Un précédent matin, un mainate nous saluait à la fenêtre d’un chant espiègle et coloré. Debout ! il est 5h00, Tachkent s’éveille ! Il faisait alors encore doux, 25 degrés, le soleil tentait l’offensive sur les toits à l’horizon. C’était notre premier jour en Ouzbékistan.

Tachkent est une ville grande mais peu dense, si bien que ses trois millions d’habitants ont du mal à exister dans cet univers minéral. On a souvent l’impression d’être un peu seuls à allonger la semelle dans les rues extravagantes du centre ville moderne. Le projet du gouvernement est de créer un centre économique tourné vers les affaires au coeur de la ville. C’est peut-être efficace économiquement mais pour le visiteur, ça laisse plutôt de marbre malgré les températures assommantes. On suit le défilé des grandes artères bordées d’immeubles de bureaux jusqu’à la place de l’indépendance pour finir par buter au pied de la statue de celui qui est considéré comme le père de la nation ouzbèke, Amir Temur.

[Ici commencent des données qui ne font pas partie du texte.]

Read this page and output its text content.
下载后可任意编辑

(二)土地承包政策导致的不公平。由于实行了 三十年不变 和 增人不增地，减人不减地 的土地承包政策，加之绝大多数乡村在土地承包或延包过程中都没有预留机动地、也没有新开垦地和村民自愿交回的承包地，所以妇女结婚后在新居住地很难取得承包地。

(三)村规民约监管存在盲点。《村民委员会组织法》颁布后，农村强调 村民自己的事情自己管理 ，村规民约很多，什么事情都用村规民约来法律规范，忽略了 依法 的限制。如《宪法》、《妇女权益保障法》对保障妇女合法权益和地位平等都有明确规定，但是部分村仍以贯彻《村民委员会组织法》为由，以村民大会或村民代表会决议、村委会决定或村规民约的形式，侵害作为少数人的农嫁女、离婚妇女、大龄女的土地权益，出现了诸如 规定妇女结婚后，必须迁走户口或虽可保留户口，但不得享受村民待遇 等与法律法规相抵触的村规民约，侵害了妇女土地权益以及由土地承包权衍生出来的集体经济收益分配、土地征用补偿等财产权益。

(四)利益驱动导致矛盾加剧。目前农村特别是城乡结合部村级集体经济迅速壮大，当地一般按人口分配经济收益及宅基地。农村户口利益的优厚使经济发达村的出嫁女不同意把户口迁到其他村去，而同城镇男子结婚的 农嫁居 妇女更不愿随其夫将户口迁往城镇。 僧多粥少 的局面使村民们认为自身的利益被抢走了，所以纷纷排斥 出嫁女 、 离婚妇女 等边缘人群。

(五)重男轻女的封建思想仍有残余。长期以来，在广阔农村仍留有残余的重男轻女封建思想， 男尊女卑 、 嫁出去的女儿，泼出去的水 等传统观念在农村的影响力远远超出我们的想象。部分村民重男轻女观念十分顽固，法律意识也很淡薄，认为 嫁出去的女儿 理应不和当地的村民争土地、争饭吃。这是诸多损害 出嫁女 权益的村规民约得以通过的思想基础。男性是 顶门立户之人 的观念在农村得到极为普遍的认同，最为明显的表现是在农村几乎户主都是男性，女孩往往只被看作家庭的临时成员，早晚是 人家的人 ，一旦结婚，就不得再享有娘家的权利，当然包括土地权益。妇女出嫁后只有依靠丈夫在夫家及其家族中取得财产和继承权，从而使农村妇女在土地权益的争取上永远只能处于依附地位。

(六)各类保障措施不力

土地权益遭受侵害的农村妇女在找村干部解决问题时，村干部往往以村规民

Plus connu dans le monde sous le surnom de Tamerlan, le conquérant à cheval fût au XIVe siècle à l’origine d’un des plus grands empires du moment, débordant largement de l’Asie centrale pour soumettre les régions de la mer Caspienne et du Caucase, la Perse avec Ispahan et Chiraz en passant par Bagdad en Irak et Dehli en Inde. Timur le boiteux, brillant tacticien et chef de guerre, était aussi réputé pour sa brutale politique de massacre systématique lors des prises des villes ennemies. Lui à qui l’on prêtait la morbide habitude de disposer des pyramides de crânes dans les villes conquises à des fins de terreur, est désormais rentré dans le récit national comme le défenseur des arts et des lettres et comme le symbole de l’indépendance après la chute de l’empire soviétique en 1991. Il faut dire que la place centrale de Tachkent aura vu défiler avant la statue équestre du conquérant timouride, celles de Lénine, Staline et enfin Karl Marx. Tahckent revenait ainsi à la source d’un passé mouvementé.

A l’arrière de la place, l’hôtel Ouzbékistan, vestige de l’Intourist soviétique chargé alors de l’hébergement des visiteurs étrangers, rappelle d’ailleurs par son imposante façade cette part récente de l’histoire du pays.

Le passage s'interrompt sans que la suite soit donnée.